I did [the single] ‘Dollaz & Sense’ for Safe + Sound. I was having physical fights while I was recording that album. That’s how over done I was with anger. That was a very dark period for me. And when I finished with that record all that anger was out of me. But honestly, ‘Dollaz & Sense’ wasn’t just about Eiht. I just channeled all my anger to his name. But it was also about the people around me. I was trying to take care of everybody. People were taking shit for granted.
Around the time, 2nd II None had started bringing Suge Knight around to the studio. Suge knew what I was doing. But I didn’t know he was going against Eazy because it wasn’t my business. Suge promised me the world, so I started working with him. I saw what he was building at Death Row, and I thought, ‘Oh…Dr. Dre is going to be there? Maybe I can establish myself over there.’ I was looking at it as a great business venture, and it was to an extent. I had Suge talking to Profile Records on my behalf because I didn’t understand all of the contract stuff. I was like, ‘If you can have them give me my royalty check, we are all good.’ So Suge got me some bread and before you know it we were cool.
The crazy thing is, outside of Safe + Sound, some of the business that was going on was crazy. Jimmy Iovine and Suge offered me and 2nd II None a production deal at Interscope. The number was so high that it freaked out Dion (a member of 2nd II None). He thought it was the devil…he was like, ‘Oh, they are trying to buy our souls!’ And I was like, ‘Man, are you stupid [laughs]?’ But Dion was like, ‘I have to go to God and ask him.’ I just told him, ‘You better go to the bank and cash this check. What are you doing this for? You are an idiot [laughs].’ But Dion turned the deal down. So we both lost the deal and I went back to Profile.
It ended up with me being a work-for-hire at Death Row, mixing all of those Tupac records and making sure all of the stuff got into the vault.
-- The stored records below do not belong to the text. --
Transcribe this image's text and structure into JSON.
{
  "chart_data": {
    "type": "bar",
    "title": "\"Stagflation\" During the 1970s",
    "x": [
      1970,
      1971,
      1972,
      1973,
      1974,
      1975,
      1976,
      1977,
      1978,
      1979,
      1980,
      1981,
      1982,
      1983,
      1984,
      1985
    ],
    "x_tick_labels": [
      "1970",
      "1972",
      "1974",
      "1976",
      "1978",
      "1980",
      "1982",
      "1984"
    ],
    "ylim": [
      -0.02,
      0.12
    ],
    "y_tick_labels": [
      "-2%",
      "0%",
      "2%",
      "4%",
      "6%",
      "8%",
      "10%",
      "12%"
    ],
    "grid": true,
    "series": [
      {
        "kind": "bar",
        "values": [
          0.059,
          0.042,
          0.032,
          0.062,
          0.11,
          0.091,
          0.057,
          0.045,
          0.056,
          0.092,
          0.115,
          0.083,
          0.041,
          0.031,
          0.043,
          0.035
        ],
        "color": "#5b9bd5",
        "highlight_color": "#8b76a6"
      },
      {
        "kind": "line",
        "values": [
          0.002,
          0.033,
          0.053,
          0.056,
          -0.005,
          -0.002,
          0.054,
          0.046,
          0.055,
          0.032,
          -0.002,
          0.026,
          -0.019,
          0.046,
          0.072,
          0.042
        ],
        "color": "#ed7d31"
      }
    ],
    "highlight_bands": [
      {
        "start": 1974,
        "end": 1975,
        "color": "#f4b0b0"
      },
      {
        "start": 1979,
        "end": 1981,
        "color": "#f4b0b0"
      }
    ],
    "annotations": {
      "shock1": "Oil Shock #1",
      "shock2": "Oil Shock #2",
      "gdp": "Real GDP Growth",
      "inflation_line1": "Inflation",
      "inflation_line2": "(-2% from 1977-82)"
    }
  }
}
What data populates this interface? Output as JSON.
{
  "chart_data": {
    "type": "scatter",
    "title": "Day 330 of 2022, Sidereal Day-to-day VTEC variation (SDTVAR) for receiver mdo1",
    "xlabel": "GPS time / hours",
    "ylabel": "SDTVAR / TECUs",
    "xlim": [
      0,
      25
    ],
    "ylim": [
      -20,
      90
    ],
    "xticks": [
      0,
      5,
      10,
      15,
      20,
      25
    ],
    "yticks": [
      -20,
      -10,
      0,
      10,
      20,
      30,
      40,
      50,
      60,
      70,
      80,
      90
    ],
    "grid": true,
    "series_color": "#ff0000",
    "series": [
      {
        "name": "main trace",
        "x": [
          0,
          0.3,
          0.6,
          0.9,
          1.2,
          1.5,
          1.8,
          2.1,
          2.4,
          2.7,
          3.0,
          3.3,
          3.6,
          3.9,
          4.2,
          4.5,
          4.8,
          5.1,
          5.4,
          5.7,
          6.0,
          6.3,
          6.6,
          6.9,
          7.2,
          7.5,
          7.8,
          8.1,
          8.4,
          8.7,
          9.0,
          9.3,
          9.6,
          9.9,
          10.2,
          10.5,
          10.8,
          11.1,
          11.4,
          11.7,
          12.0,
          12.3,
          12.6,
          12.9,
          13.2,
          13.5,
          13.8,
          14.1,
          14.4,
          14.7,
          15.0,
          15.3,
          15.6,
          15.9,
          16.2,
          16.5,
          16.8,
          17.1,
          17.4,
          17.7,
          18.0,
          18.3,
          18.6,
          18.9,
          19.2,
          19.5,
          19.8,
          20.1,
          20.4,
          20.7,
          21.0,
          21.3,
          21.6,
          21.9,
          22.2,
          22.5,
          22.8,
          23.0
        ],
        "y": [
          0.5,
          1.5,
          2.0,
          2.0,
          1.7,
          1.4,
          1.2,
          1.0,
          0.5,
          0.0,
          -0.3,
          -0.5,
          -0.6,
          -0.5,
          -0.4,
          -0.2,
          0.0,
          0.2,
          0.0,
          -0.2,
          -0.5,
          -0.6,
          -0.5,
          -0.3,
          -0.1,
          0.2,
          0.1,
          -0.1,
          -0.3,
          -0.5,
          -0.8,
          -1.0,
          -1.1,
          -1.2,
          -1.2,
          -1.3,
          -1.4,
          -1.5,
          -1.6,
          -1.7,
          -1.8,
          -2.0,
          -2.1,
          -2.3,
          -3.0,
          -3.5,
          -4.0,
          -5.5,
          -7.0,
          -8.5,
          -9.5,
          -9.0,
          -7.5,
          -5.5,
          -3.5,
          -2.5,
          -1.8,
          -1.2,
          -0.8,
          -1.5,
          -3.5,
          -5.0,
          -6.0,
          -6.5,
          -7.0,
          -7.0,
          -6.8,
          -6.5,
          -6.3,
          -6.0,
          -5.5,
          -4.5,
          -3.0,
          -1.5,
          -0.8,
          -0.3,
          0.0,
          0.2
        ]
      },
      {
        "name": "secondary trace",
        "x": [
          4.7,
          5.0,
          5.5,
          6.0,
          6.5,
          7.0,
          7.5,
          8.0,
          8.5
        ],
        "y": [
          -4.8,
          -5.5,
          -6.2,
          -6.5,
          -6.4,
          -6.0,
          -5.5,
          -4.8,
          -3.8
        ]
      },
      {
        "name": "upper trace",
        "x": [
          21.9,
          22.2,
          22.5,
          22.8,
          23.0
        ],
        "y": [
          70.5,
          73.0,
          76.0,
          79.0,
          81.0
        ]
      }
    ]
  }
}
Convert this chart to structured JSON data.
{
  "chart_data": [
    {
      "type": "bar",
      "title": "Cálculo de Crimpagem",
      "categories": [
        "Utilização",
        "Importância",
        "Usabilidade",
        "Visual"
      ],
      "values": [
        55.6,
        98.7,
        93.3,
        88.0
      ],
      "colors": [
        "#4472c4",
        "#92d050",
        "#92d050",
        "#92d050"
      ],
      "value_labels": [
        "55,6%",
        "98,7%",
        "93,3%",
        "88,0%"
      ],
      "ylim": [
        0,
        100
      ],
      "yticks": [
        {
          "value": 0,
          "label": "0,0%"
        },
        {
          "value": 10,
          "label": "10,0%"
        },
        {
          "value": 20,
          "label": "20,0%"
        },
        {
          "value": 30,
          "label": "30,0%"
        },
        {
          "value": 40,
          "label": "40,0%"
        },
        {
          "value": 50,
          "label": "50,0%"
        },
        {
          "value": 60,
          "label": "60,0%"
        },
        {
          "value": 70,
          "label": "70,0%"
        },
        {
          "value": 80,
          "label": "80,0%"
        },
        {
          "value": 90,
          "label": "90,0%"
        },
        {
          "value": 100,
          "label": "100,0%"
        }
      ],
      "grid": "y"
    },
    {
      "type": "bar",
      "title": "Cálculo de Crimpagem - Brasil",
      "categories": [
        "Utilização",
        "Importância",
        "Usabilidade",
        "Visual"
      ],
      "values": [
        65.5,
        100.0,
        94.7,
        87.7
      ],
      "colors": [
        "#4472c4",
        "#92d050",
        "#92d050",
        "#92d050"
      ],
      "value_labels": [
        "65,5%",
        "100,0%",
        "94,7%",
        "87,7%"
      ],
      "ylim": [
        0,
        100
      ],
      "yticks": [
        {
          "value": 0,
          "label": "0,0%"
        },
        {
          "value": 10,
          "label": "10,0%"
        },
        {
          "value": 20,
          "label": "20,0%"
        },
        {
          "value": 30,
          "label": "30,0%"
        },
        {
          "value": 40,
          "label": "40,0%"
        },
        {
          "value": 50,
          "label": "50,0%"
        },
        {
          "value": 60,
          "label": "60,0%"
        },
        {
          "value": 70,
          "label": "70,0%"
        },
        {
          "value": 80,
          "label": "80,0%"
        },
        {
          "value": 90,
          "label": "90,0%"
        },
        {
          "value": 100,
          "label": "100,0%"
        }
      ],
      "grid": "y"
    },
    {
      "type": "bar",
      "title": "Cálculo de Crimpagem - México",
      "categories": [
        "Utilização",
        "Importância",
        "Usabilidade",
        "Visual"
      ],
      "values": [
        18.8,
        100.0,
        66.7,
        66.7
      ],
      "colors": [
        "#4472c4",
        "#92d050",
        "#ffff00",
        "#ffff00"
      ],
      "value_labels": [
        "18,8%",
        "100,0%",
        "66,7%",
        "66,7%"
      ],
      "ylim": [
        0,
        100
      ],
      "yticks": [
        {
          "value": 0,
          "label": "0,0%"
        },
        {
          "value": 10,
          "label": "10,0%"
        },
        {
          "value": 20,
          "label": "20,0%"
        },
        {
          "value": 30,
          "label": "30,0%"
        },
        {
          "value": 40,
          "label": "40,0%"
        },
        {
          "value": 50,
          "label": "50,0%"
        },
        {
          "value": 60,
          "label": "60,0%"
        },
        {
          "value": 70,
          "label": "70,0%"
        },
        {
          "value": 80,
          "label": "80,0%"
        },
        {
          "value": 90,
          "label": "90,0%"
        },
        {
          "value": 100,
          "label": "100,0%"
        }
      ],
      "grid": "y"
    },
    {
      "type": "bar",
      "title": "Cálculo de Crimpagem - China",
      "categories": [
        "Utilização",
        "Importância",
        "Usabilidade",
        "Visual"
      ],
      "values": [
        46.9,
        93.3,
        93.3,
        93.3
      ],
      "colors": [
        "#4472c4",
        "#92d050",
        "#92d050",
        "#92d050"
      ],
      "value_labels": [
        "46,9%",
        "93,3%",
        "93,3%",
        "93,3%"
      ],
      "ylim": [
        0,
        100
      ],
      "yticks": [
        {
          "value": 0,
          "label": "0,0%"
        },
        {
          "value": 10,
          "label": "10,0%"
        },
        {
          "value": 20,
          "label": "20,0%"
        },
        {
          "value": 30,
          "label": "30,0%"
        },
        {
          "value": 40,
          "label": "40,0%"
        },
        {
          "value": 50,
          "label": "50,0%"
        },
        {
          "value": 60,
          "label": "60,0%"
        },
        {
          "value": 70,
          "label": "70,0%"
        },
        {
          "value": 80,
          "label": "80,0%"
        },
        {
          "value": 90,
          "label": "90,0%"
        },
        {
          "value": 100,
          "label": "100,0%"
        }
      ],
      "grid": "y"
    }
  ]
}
I started cataloging those Death Row records and Suge gave me a handsome fee for that. But when I started seeing that Death Row was becoming run by gangbangers, that’s when I left. It didn’t rest well on my spirit. If I would have kept fucking around with Death Row I knew I would end up in a box.”
“Heartz of Men” → 2Pac (1996)
“This guy named Carlos has credit for making ‘Heartz of Men,’ and that’s the dumbest thing ever. They gave the credit away on the only 2Pac song I produced. But working with Pac was crazy. He’d sit down, grab a pen, a legal pad and a blunt, and write out all of his thoughts. He would record the shit, do the backgrounds and ask if you needed anything else. Then he would walk out that studio and go in another studio with Dr. Dre and do the same thing and then go in the studio with Johnny J and do the same thing. I was like, ‘This dude is a robot. We really need to take something from his work ethic because this shit is crazy.’
The Pac in his last days was very shielded. I went to his mansion in Topanga Hills in ’95 right before he passed. It was this big beautiful white house, but it seemed so empty. Looking back, I think he was a little lonely…there was no furniture in that house. He was purging his energy. It almost felt like he knew that his death was coming. He was egging it on. The Pac I like to remember is the Pac from Digital Underground who I was on tour with. I wish that guy was back. He was a bright eye, fast-talking Oakland genius. He was a ball of energy that you could never forget. When Pac died I cried like a baby.”